Rocket man burning out his fuse up here alone
"Why do they have to be miserable?"--Roger Clemens, referring to Sox fans screaming at him outside Fenway Park during the 1999 ALCS
Marooned in my house yesterday with the flu, I was content at first to kind of stare blankly at my various Red Sox DVDs, including Cowboy Up!, which I must have been pretty out of it to be able to watch without clawing my own eyes out.
Anyways, after watching Grady fuck up in 5.1 Dolby Stereo (I probably could've used slow motion, too), I flipped halfheartedly through Law & Order, Law & Order SVU, Law & Order: Criminal Intent, Law & Order: Coffee Break, etc., finally landing on NESN, where they were showing the thrilling PawSox contest.
Suddenly, I needed baseball. Not the freakin' PawSox, or pre-recorded games that I already knew would end in disaster but real, live baseball.
This is what was scary: it didn't even have to be Red Sox baseball.
Oh, shit. Am I becoming one of those people?
I flipped to ESPN, where the 9-0 Rocket was facing Mark Prior in the Monday Night Baseball game. Sweet.
It's a funny thing: Roger was second only to Hitler (and according to his mother, treated the same way) just eight or so months ago. I truly wished Roger would just kind of shrivel up and disappear every time he took the mound against us, or throw out his shoulder, or spontaneously combust. I wouldn't say I wished harm upon him, per se, but I wished he'd just kind of...go away.
Since he wouldn't, we had to content ourselves with yelling "Roooo-gerrrrrrrrrrr" over and over again, which pretty much shows how without a comeback we were for the way he pitched.
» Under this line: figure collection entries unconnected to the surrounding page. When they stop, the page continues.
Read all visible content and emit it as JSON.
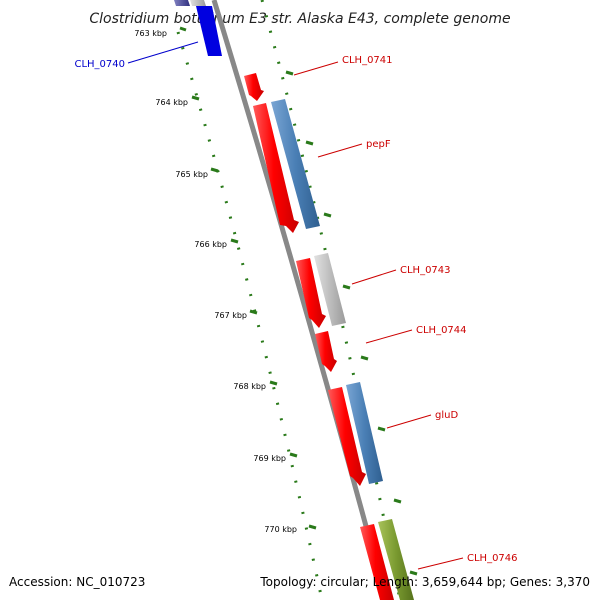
{
  "title": "Clostridium botulinum E3 str. Alaska E43, complete genome",
  "footer": {
    "accession": "Accession: NC_010723",
    "summary": "Topology: circular; Length: 3,659,644 bp; Genes: 3,370"
  },
  "tick_labels": [
    "763 kbp",
    "764 kbp",
    "765 kbp",
    "766 kbp",
    "767 kbp",
    "768 kbp",
    "769 kbp",
    "770 kbp"
  ],
  "genes": [
    {
      "name": "CLH_0740",
      "color": "#0000cc",
      "side": "left"
    },
    {
      "name": "CLH_0741",
      "color": "#cc0000",
      "side": "right"
    },
    {
      "name": "pepF",
      "color": "#cc0000",
      "side": "right"
    },
    {
      "name": "CLH_0743",
      "color": "#cc0000",
      "side": "right"
    },
    {
      "name": "CLH_0744",
      "color": "#cc0000",
      "side": "right"
    },
    {
      "name": "gluD",
      "color": "#cc0000",
      "side": "right"
    },
    {
      "name": "CLH_0746",
      "color": "#cc0000",
      "side": "right"
    }
  ],
  "colors": {
    "cds_forward": "#ff0000",
    "feature_blue": "#4a7fb5",
    "feature_gray": "#b5b5b5",
    "feature_green": "#7a9a30",
    "feature_darkblue": "#0000e0",
    "backbone": "#888888",
    "ticks": "#2a7a1a"
  }
}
Throughout Roger's tenure with the Yankees, there was a sense that it must be--without the motivation to show up Boston, or to prove the "twilight of his career" comments wrong, or whatever, Roger would probably never have become Roger. But it was still a little bit of sand in the shorts to know Roger was turning the arm he'd first developed with us on his former team, with devastating results.
But now that he's wearing a different set of pinstripes, things are different for me. Suddenly Roger and his stubbly snarl are more fascinating than annoying; more compelling in a Greek-epic kind of way than in the star-crossed-drama sense. It helps you appreciate one of the greatest pitchers ever, I guess, when he's no longer your mortal enemy.
Mark Prior was nothing to sneeze at, either.
So it was a good game. It was a bit of a mindfuck to see Todd Walker come up with some big hits for the Cubs, too. And along the way, something weird happened: as I watched him get his team's only base hit of the fourth inning, watched him set up hitter after hitter, watched him struggle, putting men on base, I was actually rooting for Roger to continue his win streak.